Der unabhängige Verwaltungssenat gelangte daher zur Überzeugung, daß der Rechtsmittelwerber den roten PKW um 20.30 Uhr des 6. April 1991 auf einer öffentlichen Straße gelenkt hat und aufgrund der Alkoholisierungssymptome sowie des angegebenen Alkoholkonsums die korrekt erfolgte Aufforderung des speziell geschulten und behördlich ermächtigten Meldungslegers befolgen hätte müssen. Durch seine Weigerung hat er objektiv und subjektiv den ihm zur Last gelegten Tatbestand erfüllt und sein Verhalten als Verwaltungsübertretung zu verantworten.

Hinsichtlich der Strafbemessung ist auszuführen, daß der Rechtsmittelwerber zwar eine einschlägige Vormerkung aus dem Jahr 1990 aufweist, wobei er damals mit 12.000 S (12 Tage Ersatzfreiheitsstrafe) bestraft wurde, diese aber von der Erstinstanz festgesetzte Strafe nicht rechtfertigt. Der Rechtsmittelwerber bezieht ein Einkommen von nunmehr 9.000 S und ist sorgepflichtig für 2 Kinder.

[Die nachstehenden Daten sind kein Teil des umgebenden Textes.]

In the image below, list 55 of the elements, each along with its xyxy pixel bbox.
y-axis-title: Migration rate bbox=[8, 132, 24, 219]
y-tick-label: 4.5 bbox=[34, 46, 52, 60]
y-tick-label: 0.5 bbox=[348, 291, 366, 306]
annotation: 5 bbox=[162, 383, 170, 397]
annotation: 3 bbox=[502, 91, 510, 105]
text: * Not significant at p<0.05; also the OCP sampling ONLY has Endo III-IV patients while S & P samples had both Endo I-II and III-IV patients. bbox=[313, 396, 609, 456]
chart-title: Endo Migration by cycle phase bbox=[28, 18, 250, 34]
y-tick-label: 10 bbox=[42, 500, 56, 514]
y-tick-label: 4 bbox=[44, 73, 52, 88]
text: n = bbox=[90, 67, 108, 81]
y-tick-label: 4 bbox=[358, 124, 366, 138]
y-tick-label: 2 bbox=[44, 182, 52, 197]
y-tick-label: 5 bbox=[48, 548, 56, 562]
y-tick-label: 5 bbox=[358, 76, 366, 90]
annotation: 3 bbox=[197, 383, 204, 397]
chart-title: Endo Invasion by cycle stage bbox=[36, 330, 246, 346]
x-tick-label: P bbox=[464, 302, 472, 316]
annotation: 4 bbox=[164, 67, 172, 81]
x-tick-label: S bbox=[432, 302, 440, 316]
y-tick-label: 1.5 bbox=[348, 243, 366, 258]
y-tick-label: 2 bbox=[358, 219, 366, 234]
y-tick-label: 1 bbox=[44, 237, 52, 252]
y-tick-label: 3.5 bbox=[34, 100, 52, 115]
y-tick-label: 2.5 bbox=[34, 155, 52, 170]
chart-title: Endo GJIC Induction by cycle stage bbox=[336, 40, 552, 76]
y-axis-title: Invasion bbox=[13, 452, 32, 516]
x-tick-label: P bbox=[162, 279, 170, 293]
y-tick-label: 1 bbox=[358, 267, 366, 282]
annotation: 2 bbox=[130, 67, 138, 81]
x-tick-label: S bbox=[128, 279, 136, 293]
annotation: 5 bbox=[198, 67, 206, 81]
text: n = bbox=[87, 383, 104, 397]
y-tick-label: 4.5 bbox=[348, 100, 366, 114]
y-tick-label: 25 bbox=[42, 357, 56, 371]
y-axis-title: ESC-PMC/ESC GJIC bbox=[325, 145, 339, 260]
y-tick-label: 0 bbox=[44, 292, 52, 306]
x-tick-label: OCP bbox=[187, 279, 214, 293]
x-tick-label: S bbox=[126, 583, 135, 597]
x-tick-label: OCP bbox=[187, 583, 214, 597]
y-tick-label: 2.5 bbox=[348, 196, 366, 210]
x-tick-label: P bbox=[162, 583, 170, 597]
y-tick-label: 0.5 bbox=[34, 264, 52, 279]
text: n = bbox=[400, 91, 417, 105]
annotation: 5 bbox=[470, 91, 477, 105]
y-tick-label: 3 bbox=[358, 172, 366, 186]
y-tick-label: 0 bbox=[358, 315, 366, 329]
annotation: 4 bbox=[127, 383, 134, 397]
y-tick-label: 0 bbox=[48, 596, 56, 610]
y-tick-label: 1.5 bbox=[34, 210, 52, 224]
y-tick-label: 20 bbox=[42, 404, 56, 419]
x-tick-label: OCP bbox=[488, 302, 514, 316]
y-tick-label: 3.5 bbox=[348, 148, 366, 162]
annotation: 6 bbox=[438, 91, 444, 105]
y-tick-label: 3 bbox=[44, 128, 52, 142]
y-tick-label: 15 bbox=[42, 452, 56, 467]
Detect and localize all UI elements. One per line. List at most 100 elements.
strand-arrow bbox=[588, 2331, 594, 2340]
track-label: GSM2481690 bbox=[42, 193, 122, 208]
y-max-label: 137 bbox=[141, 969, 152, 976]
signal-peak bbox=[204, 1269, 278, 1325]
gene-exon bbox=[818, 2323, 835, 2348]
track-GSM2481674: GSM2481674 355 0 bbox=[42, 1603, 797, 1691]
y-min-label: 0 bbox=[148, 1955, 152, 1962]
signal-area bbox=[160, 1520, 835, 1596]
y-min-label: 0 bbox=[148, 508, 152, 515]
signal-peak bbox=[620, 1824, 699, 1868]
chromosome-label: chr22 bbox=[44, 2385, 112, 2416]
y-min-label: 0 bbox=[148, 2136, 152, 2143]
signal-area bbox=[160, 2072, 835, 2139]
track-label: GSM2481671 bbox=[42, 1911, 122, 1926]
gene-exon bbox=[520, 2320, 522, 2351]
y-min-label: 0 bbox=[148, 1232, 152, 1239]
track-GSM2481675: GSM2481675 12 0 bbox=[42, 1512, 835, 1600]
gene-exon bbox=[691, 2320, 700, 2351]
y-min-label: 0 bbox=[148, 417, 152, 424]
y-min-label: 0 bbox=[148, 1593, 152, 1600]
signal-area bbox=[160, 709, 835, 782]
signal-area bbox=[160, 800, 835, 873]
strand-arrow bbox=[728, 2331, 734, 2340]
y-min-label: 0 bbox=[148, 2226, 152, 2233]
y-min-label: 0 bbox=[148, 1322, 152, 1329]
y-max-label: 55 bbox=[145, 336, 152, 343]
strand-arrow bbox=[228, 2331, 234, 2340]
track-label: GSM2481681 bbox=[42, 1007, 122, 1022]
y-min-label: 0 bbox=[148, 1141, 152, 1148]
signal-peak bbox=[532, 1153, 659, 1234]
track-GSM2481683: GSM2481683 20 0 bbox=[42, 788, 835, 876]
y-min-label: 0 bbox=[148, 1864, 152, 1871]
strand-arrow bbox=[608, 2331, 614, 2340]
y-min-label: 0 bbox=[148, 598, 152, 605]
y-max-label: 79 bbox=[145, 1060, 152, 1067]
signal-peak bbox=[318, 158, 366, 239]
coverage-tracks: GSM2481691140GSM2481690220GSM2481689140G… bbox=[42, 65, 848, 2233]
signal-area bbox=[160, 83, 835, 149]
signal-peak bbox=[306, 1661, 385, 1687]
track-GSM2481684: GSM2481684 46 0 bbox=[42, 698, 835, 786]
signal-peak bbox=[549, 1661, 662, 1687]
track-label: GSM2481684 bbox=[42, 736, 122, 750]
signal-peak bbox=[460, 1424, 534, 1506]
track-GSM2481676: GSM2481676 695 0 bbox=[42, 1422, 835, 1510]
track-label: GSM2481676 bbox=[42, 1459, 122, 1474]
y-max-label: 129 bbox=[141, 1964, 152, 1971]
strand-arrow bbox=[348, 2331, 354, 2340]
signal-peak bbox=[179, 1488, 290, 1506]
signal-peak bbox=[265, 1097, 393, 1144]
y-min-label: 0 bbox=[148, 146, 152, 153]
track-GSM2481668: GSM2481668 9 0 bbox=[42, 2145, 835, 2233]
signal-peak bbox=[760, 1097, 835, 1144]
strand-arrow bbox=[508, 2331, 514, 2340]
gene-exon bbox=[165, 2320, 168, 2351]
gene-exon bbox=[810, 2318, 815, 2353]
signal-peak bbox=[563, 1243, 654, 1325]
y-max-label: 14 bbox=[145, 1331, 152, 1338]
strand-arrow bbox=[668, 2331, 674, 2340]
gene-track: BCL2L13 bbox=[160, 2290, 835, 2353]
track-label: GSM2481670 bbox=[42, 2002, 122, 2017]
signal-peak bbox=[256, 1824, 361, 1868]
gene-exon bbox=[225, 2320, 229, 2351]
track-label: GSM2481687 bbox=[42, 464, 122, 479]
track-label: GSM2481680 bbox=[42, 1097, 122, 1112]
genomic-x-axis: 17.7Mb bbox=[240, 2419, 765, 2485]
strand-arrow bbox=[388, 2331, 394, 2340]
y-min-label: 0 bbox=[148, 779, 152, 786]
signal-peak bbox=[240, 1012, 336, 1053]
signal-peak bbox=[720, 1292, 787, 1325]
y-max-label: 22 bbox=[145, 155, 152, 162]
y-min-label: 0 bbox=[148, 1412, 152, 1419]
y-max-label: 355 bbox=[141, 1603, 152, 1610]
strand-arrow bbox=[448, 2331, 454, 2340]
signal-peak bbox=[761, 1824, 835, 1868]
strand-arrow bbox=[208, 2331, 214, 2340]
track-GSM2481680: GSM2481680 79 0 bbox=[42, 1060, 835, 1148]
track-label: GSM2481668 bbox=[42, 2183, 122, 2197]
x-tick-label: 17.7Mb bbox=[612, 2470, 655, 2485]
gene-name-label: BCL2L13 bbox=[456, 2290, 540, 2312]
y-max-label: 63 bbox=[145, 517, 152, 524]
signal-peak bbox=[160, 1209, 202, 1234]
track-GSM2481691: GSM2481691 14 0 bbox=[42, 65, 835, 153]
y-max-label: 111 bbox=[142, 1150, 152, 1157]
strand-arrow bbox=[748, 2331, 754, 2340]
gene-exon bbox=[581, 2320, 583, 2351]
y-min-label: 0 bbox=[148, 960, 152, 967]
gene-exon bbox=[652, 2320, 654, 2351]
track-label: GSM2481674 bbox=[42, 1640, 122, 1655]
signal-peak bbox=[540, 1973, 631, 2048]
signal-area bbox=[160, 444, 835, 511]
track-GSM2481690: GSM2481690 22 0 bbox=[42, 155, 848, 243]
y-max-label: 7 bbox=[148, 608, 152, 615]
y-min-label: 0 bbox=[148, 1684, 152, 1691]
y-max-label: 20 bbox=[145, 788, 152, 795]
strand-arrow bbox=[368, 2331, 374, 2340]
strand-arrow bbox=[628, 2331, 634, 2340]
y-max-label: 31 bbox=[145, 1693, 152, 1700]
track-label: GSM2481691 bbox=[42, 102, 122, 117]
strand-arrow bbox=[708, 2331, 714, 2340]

Die nunmehr verhängte Strafe entspricht dem Unrechts- und Schuldgehalt der Übertretung als auch den wirtschaftlichen Verhältnissen des Rechtsmittelwerbers. Sie liegt im unteren Bereich des gesetzlichen Strafrahmens (§ 99 Abs.1 StVO sieht Geldstrafen von 8.000 S bis 50.000 S vor) und entspricht auch general- sowie vor allem spezialpräventiven Überlegungen.

Es steht dem Rechtsmittelwerber frei, bei der Erstinstanz um die Möglichkeit der Bezahlung der Strafe in Raten anzusuchen.

Es war daher spruchgemäß zu entscheiden.

zu II.: Der Ausspruch über die Verfahrenskosten gründet sich auf die angeführten Gesetzesbestimmungen.

Rechtsmittelbelehrung:

Gegen diesen Bescheid ist eine weitere Berufung unzulässig.

Hinweis:

Gegen diesen Bescheid kann innerhalb von sechs Wochen ab der Zustellung eine Beschwerde an den Verwaltungsgerichtshof oder an den Verfassungsgerichtshof erhoben werden. Sie muß von einem Rechtsanwalt unterschrieben sein.